The information set out in the Australian Refugee Health Practice Guide (“the Guide”) is current at the date of first publication and is intended for use as a guide of a general nature only and may or may not be relevant to particular patients or circumstances. Nor is the Guide exhaustive of the subject matter. Persons implementing any recommendations contained in the Guide must exercise their own independent skill or judgement or seek appropriate professional advice relevant to their own particular circumstances when so doing. The statements or opinions that are expressed in the Guide reflect the views of the contributing authors and do not necessarily represent the views of the editors or Foundation House. Compliance with any recommendations cannot of itself guarantee discharge of the duty of care owed to patients and others coming into contact with the health professional and the premises from which the health professional operates.
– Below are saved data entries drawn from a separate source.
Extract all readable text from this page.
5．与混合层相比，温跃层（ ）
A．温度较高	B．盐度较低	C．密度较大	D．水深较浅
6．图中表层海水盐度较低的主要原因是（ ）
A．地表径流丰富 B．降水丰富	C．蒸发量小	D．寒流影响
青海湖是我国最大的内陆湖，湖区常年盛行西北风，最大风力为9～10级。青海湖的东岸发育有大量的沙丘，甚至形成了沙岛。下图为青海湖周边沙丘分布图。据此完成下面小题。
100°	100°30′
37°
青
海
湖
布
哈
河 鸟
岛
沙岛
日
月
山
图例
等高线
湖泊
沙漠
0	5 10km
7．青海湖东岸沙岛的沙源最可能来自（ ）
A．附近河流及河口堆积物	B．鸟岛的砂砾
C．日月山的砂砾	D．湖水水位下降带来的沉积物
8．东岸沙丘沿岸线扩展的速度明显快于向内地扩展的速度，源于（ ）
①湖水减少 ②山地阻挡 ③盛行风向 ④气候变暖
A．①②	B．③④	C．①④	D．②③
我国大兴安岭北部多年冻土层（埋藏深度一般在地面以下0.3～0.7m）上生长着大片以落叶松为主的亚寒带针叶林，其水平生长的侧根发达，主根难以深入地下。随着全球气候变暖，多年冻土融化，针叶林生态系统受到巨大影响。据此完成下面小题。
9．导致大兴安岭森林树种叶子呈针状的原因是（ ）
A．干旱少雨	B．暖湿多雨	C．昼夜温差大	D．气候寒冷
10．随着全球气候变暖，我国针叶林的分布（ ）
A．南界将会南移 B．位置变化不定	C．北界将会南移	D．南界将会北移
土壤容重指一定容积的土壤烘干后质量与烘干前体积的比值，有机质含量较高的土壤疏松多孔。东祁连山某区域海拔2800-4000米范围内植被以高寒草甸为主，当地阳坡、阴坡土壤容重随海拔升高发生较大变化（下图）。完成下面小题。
Whilst the information is directed to health professionals possessing appropriate qualifications and skills in ascertaining and discharging their professional (including legal) duties, it is not to be regarded as clinical advice and, in particular, is no substitute for a full examination and consideration of medical history in reaching a diagnosis and treatment based on accepted clinical practices.

Accordingly, Foundation House and its employees and agents shall have no liability (including without limitation liability by reason of negligence) to any users of the information contained in the Guide for any loss or damage (consequential or otherwise), cost or expense incurred or arising by reason of any person using or relying on the information contained in the Guide and whether caused by reason of any error, negligent act, omission or misrepresentation in the information. Although every effort has been made to ensure that drug doses and other information are presented accurately in the Guide, the ultimate responsibility rests with the prescribing clinician. For detailed prescribing information or instructions on the use of any product described herein, please consult the prescribing information issued by the manufacturer.